Les enfants suivants sont nés de cette union :
— [W] [U], né le 10 juin 2010 à Beaumont (63),
— [F] [U], née le 05 janvier 2015 à Beaumont (63).
Par acte de commissaire de justice enregistré le 04 mars 2024, [J] [N] a fait assigner son conjoint en divorce devant la présente juridiction.

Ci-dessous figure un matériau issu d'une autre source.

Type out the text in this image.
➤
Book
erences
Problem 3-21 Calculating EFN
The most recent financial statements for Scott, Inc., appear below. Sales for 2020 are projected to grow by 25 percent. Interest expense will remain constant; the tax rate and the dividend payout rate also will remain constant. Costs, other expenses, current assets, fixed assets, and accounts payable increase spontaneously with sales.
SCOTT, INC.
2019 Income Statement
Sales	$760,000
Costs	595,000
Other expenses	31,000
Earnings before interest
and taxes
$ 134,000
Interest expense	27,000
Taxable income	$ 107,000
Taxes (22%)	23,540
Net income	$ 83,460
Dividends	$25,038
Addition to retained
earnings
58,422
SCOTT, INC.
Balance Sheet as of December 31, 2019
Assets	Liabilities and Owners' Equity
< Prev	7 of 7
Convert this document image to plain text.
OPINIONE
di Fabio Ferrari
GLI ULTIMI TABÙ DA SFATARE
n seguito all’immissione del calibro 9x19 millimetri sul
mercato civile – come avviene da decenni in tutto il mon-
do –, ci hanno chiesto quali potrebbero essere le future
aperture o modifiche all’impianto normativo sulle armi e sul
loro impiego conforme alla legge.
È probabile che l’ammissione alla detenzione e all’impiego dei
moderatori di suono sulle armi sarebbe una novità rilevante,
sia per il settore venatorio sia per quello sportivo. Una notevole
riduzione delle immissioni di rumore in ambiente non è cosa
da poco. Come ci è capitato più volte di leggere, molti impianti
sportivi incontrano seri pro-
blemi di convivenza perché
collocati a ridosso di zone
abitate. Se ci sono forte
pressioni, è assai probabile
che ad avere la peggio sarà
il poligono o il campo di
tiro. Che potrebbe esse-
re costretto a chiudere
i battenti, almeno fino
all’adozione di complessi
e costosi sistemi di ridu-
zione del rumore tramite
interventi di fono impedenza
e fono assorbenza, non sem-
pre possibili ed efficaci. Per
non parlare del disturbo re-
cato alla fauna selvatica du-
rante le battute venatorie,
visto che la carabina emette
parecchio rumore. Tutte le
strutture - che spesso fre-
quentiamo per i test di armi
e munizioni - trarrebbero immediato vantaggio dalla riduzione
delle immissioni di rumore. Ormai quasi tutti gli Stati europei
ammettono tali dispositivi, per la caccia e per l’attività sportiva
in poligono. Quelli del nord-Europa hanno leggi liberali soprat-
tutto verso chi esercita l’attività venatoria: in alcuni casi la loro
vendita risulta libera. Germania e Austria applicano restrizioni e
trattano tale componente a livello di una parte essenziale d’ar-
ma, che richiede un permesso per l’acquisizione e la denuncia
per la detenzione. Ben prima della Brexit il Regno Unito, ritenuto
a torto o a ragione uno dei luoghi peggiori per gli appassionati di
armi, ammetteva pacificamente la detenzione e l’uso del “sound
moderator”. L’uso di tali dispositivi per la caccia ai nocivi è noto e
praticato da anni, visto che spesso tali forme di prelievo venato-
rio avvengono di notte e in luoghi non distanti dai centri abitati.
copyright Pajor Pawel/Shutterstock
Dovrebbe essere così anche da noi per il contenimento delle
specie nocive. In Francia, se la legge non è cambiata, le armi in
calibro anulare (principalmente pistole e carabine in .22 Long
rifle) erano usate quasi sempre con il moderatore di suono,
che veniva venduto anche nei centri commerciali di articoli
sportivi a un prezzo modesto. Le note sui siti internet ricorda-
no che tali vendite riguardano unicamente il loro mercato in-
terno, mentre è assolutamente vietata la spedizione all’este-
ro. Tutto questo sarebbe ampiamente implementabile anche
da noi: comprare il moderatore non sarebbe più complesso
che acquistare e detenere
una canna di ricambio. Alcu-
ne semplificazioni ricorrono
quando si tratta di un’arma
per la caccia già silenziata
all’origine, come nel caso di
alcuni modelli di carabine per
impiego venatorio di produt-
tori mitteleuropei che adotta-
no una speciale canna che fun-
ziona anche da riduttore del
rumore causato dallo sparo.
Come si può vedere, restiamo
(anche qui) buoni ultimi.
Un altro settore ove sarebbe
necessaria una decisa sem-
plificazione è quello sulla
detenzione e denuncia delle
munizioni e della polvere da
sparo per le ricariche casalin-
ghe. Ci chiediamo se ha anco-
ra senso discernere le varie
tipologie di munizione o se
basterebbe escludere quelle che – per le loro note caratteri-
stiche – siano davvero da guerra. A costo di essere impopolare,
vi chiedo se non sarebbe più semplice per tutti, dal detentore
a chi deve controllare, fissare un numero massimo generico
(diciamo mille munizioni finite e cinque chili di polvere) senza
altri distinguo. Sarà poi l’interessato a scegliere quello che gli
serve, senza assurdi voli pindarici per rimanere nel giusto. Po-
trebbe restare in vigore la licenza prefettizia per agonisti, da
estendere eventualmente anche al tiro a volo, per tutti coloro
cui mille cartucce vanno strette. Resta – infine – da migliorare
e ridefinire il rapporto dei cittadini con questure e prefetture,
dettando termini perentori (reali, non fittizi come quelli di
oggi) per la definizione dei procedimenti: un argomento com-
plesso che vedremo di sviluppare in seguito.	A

Par ordonnance du 07 mai 2024, le juge aux affaires familiales, juge de la mise en état, a notamment :
— constaté par procès-verbal l’accord des époux sur le principe de la rupture du mariage,
— constaté que les époux déclarent vivre séparément depuis le 11 mai 2019,
— attribué la jouissance du domicile conjugal à l’époux avec indemnité d’occupation,
— statué sur la jouissance du véhicule et sur le règlement provisoire des dettes,
— dans le cadre d’un exercice conjoint de l’autorité parentale, fixé la résidence habituelle des enfants mineurs chez la mère,
— accordé au père un droit de visite et d’hébergement les deux premières fins de semaine de chaque mois du vendredi sortie des classes au dimanche 18h30 ou lundi rentrée des classes ; la 3ème fin de semaine de chaque mois du vendredi après l’école au samedi 14 h et la moitié des vacances scolaires avec alternance, 1ère moitié les années paires et 2nde moitié les années impaires, la mère ou tout tiers digne de confiance assumant les trajets,
— fixé la contribution du père à l’entretien et à l’éducation des enfants à la somme de 75 € par mois et par enfant, sans intermédiation financière, outre un partage par moitié des frais exceptionnels après accord préalable.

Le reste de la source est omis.